Forget Jaws. In the Sweet Smell of Success, directed by noble Scotsman Alexander Mackendrick in 1957, Burt Lancaster is easily the scariest shark in cinema.
I could never find a video copy or DVD release of this film, and it never played on local TV, so even though I've read a hundred reviews extolling its virtues, I only just got to it last year. It's been built up in my head for decades as one of the great achievements of 50s cinema, but it was always more of a reputation that an actual movie.
And then it was on late night TV and I stayed up to watch it, and holy shit, it's just as good as everybody claimed.
It's a fascinating slice of space and time - such a weird, lost world of PR agents, schmoozing with high-class gossip columnists in jazz bars at 2am. Nobody is on their phones, but that doesn't mean anybody is listening to the band. The trolling is just there, out in the open.

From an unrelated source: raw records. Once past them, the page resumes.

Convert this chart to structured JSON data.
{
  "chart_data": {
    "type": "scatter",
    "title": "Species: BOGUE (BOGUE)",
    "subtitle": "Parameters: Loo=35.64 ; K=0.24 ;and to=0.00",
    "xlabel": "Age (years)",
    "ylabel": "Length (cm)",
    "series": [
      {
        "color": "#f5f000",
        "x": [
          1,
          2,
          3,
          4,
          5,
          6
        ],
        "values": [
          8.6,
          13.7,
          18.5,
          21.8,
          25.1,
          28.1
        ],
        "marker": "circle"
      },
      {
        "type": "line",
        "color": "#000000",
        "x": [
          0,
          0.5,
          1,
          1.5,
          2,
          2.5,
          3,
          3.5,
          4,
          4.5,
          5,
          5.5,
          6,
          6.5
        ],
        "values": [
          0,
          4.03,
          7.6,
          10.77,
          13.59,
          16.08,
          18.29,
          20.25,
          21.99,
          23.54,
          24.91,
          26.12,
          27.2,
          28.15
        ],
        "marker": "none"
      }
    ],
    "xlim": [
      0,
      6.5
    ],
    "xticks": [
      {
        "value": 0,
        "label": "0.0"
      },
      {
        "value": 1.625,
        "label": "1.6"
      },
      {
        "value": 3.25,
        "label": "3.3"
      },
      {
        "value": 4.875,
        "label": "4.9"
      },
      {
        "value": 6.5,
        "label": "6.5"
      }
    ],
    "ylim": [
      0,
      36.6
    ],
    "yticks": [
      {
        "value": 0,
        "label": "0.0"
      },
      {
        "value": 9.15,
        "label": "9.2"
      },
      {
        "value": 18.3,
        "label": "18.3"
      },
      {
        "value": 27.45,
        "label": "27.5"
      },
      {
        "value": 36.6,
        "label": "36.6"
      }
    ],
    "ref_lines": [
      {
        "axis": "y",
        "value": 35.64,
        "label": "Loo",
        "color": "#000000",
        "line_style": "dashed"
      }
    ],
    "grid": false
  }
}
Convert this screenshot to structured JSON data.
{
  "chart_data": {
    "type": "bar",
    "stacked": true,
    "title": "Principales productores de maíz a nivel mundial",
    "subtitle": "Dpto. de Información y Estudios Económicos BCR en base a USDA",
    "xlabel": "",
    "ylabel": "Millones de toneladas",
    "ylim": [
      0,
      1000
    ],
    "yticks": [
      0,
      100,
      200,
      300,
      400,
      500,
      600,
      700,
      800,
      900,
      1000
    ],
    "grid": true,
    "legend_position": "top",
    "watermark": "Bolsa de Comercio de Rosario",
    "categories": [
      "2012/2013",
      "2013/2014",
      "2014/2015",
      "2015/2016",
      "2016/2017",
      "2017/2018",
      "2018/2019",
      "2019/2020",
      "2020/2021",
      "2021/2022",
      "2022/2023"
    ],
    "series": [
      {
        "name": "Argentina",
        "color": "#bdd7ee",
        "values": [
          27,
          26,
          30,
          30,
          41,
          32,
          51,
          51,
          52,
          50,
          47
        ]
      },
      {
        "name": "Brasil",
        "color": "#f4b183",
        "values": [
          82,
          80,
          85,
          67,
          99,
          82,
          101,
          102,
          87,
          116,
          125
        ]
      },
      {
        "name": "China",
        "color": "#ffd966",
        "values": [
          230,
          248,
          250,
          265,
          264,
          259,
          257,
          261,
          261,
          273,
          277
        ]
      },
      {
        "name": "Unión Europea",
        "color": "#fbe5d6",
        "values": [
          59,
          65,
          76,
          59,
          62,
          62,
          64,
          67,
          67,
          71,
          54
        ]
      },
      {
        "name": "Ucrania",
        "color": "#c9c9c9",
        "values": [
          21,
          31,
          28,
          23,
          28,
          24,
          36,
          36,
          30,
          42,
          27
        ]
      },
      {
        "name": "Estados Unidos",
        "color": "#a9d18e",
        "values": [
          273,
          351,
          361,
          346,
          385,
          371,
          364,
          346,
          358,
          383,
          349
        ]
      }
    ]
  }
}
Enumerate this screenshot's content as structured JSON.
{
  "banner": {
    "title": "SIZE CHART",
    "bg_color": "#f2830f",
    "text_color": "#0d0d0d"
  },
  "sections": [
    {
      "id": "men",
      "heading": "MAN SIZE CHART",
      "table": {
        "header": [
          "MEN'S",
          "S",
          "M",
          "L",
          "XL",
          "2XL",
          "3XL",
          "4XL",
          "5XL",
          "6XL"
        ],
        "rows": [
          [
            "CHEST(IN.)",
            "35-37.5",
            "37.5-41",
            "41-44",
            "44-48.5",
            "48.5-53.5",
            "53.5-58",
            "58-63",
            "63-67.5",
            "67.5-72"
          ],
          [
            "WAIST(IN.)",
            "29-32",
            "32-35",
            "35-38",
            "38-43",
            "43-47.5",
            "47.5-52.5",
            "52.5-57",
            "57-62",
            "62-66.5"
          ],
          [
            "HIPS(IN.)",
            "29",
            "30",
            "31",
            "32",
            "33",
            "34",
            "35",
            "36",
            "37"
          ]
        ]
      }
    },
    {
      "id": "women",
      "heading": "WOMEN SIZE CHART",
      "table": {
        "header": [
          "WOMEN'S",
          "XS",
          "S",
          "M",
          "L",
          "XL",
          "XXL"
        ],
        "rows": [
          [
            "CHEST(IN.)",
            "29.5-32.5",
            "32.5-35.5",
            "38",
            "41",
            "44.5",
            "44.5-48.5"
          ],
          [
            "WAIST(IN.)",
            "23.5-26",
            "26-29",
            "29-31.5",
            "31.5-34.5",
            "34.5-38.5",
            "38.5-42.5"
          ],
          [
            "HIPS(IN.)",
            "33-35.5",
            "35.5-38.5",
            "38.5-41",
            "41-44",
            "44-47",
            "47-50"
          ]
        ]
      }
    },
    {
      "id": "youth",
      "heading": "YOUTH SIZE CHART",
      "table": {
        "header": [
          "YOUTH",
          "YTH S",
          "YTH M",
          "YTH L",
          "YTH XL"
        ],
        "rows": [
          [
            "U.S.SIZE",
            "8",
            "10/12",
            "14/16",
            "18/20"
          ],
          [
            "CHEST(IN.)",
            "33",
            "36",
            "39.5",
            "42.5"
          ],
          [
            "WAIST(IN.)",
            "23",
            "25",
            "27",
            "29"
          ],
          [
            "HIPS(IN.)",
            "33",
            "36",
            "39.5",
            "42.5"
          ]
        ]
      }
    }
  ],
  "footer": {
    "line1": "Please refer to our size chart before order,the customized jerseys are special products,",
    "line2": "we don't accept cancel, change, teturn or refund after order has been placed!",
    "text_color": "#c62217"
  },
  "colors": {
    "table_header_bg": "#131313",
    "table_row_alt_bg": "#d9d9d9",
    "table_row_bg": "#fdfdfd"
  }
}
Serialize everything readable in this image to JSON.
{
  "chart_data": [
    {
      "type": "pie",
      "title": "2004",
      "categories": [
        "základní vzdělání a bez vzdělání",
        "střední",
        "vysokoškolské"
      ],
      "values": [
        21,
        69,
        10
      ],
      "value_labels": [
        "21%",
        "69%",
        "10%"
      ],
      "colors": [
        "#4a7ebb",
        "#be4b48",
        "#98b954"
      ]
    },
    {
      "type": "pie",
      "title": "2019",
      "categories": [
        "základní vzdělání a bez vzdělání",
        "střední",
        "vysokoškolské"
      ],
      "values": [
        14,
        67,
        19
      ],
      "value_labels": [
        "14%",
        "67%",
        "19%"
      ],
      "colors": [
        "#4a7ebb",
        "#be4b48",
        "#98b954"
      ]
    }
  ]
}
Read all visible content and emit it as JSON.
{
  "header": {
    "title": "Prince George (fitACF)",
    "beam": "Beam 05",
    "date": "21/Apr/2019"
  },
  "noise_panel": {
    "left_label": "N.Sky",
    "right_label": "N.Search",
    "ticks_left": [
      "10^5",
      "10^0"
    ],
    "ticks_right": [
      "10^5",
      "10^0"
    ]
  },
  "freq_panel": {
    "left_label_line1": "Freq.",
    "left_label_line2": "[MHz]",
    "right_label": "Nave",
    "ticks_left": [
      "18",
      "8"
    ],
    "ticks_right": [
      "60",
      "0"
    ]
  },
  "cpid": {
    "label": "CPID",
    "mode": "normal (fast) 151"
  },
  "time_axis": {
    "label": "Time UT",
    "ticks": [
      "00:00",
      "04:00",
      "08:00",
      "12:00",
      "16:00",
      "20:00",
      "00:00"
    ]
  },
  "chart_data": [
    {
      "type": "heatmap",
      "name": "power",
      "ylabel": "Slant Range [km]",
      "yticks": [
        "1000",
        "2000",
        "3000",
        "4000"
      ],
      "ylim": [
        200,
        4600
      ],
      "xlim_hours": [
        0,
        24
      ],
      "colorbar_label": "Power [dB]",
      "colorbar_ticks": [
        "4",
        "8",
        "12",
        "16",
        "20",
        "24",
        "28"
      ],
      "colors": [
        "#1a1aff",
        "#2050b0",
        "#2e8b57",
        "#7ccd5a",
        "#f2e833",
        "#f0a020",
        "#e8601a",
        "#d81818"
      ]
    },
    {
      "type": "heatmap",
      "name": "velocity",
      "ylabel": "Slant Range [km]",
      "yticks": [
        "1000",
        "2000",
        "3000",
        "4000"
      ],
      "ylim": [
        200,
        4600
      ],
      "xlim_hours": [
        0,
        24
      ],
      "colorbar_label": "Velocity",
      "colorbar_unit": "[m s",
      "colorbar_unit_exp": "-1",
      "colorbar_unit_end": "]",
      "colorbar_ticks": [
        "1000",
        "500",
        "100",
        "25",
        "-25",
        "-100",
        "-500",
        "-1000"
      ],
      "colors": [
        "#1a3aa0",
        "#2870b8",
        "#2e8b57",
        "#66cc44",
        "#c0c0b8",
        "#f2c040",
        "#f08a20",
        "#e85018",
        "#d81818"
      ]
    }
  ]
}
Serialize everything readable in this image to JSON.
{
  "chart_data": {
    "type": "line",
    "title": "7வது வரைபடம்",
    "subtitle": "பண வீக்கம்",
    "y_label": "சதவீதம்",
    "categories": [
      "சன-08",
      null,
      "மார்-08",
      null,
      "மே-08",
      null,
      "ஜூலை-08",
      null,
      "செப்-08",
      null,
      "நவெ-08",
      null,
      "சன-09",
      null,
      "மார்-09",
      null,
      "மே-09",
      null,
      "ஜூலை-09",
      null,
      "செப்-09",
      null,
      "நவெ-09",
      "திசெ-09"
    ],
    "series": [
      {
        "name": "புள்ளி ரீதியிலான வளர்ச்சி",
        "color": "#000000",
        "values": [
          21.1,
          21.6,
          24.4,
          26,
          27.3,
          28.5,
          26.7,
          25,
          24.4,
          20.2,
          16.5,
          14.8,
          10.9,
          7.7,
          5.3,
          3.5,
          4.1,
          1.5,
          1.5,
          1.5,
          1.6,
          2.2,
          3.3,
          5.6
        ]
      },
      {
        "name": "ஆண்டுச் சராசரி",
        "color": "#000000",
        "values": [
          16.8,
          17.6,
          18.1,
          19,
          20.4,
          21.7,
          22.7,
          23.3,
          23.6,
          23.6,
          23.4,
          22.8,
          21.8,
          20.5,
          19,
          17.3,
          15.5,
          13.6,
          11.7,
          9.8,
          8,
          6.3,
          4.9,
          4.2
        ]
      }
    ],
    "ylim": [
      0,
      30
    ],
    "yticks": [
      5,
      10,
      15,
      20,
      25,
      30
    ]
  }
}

And through this world of wanna-bes and never-weres, through the thick fog of corruption and lust for power, Lancaster moves like a fuckin' shark. Always moving, even when he's just sitting at your booth staring you down, sniffing blood in the weaknesses of lesser men, and not bothering about the detritus and debris left behind. Dragging along parasites like Tony Curtis' Sydney in his wake.
For his time, Lancaster's JJ Hunsecker may have been as much a toxic influence on men as Tyler Durden did for me 40 years later, because he is such a fucking alpha male in this film.
But like Fight Club, that's the wrong lesson to learn from JJ's story. Ultimately, the sharks are left swimming alone in the cold, cold ocean, because everybody runs away from them, and he's left with a terrible hangover and nothing else as dawn breaks.